6 Hypothesis testing
6.1 Sampling distribution
We have shown in Chapter 3 that \(\mathbb{E}\left[\hat{\tau}^{\text{dm}}\mid \mathbf{n}, \mathbf{Y(w)}\right]=\tau\) and in Chapter 5 that \(\widehat{SE}= \sqrt{\frac{s_t^2}{n_t} + \frac{s_c^2}{n_c}}\). Furthermore, Imbens and Rubin (2015) and Ding (2023) explain why a normal approximation to the sampling distribution of \(\hat{\tau}^{\text{dm}}\) is justified. Hence, the sampling distribution of \(\hat{\tau}^{\text{dm}}\) is given by: \[ \hat{\tau}^{\text{dm}} \mid \mathbf{n}, \mathbf{Y(w)} \sim N\left(\tau, \frac{s_t^2}{n_t} + \frac{s_c^2}{n_c}\right). \tag{6.1}\]
6.2 Basic approach
To test whether the observed treatment effect is significantly different from zero, we test: \[ \begin{align} &H_0: \tau = 0 \\[5 pt] &H_A: \tau \neq 0. \end{align} \] and calculate the test-statistic \[ t = \frac{\hat{\tau}^{\text{dm}}} {\widehat{SE}} \] which, for large samples, follows approximately a standard normally distribution.1
For a given significance level \(\alpha\), the critical value \(z_\alpha\) is the point on the standard normal distribution that has \(\alpha\) of the probability mass to its right. In our two-sided test we thus reject reject \(H_0\) if \(|t| \geq z_{\alpha/2}\).
6.3 Types of errors
With the above procedure, there are two types of mistakes we can make:
We can reject \(H_0\) when it is true. This is called a Type I error and constitutes a false positive. The probability of this error is denoted by \(\alpha\), the significance level. It represents the false positive rate \(\alpha = P(\text{significant result} | H_0\text{ true})\).
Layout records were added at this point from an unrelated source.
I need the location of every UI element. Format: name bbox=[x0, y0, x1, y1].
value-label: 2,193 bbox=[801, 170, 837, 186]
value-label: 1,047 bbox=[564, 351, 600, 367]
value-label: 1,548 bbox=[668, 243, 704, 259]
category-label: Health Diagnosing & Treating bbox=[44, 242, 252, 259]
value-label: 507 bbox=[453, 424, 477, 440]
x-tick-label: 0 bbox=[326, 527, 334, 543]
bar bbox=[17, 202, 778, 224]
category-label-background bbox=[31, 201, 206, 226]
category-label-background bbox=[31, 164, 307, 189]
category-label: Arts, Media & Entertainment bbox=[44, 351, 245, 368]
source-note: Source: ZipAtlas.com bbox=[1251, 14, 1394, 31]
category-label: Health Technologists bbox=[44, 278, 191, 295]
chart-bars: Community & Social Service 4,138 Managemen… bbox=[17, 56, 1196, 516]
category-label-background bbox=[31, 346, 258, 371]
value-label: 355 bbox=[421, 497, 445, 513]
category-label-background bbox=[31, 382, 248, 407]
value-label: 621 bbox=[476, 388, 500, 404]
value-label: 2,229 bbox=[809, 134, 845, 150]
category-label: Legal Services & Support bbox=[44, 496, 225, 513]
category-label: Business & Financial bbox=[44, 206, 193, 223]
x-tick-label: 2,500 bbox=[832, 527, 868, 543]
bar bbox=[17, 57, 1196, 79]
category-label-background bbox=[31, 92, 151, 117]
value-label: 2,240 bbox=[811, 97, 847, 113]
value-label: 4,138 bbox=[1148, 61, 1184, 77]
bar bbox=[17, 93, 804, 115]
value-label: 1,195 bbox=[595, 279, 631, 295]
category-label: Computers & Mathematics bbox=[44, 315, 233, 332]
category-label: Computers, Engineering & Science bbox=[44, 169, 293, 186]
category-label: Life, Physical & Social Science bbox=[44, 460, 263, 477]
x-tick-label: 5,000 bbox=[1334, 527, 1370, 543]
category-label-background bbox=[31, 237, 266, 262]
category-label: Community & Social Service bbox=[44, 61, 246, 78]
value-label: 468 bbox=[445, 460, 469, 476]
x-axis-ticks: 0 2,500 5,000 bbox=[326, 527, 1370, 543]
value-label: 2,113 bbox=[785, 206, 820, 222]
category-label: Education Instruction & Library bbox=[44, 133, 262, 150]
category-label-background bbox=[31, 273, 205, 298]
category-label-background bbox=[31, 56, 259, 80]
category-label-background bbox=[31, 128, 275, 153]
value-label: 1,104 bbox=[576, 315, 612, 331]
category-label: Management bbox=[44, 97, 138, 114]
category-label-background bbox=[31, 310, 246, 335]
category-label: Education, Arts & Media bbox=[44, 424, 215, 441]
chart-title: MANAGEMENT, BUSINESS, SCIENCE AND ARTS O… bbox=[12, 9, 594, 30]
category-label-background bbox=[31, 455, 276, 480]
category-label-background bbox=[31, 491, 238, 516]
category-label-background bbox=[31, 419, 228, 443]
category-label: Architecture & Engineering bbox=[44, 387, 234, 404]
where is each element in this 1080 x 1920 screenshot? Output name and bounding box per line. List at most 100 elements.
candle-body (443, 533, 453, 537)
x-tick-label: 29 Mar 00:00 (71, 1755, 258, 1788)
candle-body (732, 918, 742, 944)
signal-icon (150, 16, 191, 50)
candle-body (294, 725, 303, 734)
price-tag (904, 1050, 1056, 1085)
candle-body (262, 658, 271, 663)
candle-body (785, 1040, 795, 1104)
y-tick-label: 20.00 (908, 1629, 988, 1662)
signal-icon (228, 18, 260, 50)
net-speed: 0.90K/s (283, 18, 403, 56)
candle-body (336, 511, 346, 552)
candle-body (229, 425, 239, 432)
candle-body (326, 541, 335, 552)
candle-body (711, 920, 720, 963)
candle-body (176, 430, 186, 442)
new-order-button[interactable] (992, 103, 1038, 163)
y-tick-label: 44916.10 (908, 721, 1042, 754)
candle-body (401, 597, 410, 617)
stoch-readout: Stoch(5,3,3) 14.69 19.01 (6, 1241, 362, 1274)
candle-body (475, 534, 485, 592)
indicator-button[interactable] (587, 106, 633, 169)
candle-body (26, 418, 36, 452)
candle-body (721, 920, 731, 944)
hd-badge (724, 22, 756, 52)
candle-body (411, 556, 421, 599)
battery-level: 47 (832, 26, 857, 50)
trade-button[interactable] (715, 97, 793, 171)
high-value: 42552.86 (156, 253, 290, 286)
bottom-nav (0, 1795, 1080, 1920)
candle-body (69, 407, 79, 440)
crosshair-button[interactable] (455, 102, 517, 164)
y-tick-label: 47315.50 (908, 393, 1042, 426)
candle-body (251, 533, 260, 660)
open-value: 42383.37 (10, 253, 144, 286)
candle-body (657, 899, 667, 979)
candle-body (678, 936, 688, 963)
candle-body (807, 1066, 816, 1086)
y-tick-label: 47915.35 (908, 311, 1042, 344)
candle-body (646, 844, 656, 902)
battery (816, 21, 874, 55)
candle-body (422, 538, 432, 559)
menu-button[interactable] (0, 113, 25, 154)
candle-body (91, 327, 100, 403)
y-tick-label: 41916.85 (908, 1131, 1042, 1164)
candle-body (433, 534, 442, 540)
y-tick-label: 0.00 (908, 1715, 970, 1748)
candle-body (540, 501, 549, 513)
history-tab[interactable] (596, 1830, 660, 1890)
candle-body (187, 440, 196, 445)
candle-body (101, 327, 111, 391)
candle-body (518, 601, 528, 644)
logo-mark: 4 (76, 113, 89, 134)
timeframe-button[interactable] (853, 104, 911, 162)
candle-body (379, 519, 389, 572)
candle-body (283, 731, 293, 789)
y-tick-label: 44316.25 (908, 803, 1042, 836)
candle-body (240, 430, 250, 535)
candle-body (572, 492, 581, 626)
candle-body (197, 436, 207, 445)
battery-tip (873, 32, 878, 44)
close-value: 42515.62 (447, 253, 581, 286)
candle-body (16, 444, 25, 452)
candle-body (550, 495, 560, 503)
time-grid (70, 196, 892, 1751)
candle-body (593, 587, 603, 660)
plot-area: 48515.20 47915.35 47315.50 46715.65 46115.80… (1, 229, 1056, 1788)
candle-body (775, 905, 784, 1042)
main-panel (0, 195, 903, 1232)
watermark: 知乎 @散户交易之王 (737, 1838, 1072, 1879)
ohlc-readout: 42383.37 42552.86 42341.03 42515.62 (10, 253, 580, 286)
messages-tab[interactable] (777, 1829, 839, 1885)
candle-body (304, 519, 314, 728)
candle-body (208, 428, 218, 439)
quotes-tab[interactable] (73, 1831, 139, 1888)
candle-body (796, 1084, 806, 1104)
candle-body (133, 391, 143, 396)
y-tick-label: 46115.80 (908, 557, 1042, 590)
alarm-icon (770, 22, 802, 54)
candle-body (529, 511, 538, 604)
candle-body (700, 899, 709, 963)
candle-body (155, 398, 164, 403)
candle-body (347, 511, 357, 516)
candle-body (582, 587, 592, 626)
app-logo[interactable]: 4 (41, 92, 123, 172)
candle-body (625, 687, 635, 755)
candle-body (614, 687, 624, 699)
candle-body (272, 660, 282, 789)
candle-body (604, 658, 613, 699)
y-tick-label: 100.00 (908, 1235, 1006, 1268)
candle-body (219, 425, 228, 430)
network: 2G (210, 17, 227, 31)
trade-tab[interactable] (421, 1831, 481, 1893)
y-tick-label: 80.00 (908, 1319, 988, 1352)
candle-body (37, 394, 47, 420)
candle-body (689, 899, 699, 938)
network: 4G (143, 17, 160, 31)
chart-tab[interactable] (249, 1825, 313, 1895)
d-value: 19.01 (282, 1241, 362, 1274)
We can fail to reject \(H_0\) when it is false. This is called a Type II error and constitutes a false negative. The probability of this type of error is denoted by \(\beta\), and it represents the false negative rate \(\beta = P(\text{insignificant result} | H_A\text{ true})\).
The complements of these two errors are:
The confidence level, the probability that we do not reject \(H_0\) if it is true (the probability of a true negative) is given by \(1 - \alpha = P(\text{insignificant result} | H_0\text{ true})\).
Power, the probability that we do reject \(H_0\) if it is false (the probability of a true positive) is given by \(1 - \beta = P(\text{significant result} | H_A\text{ true})\).
One of Neyman’s key insights was that while we cannot control error rates for a single experiment, we can control them over the long-run over many experiments. In practice, this means that if we follow the approach consistently and run many experiments we know that in \(\alpha\) percent of cases where a feature has no true effect we will erroneously find a significant result.
An interesting question then arises: out of all significant results we find, how many are false positives? The answer is given by the false discovery rate, which is \(P(H_0\text{ true} | \text{significant result})\). Note that the fewer true effects are generated, the more significant results are due to false positives.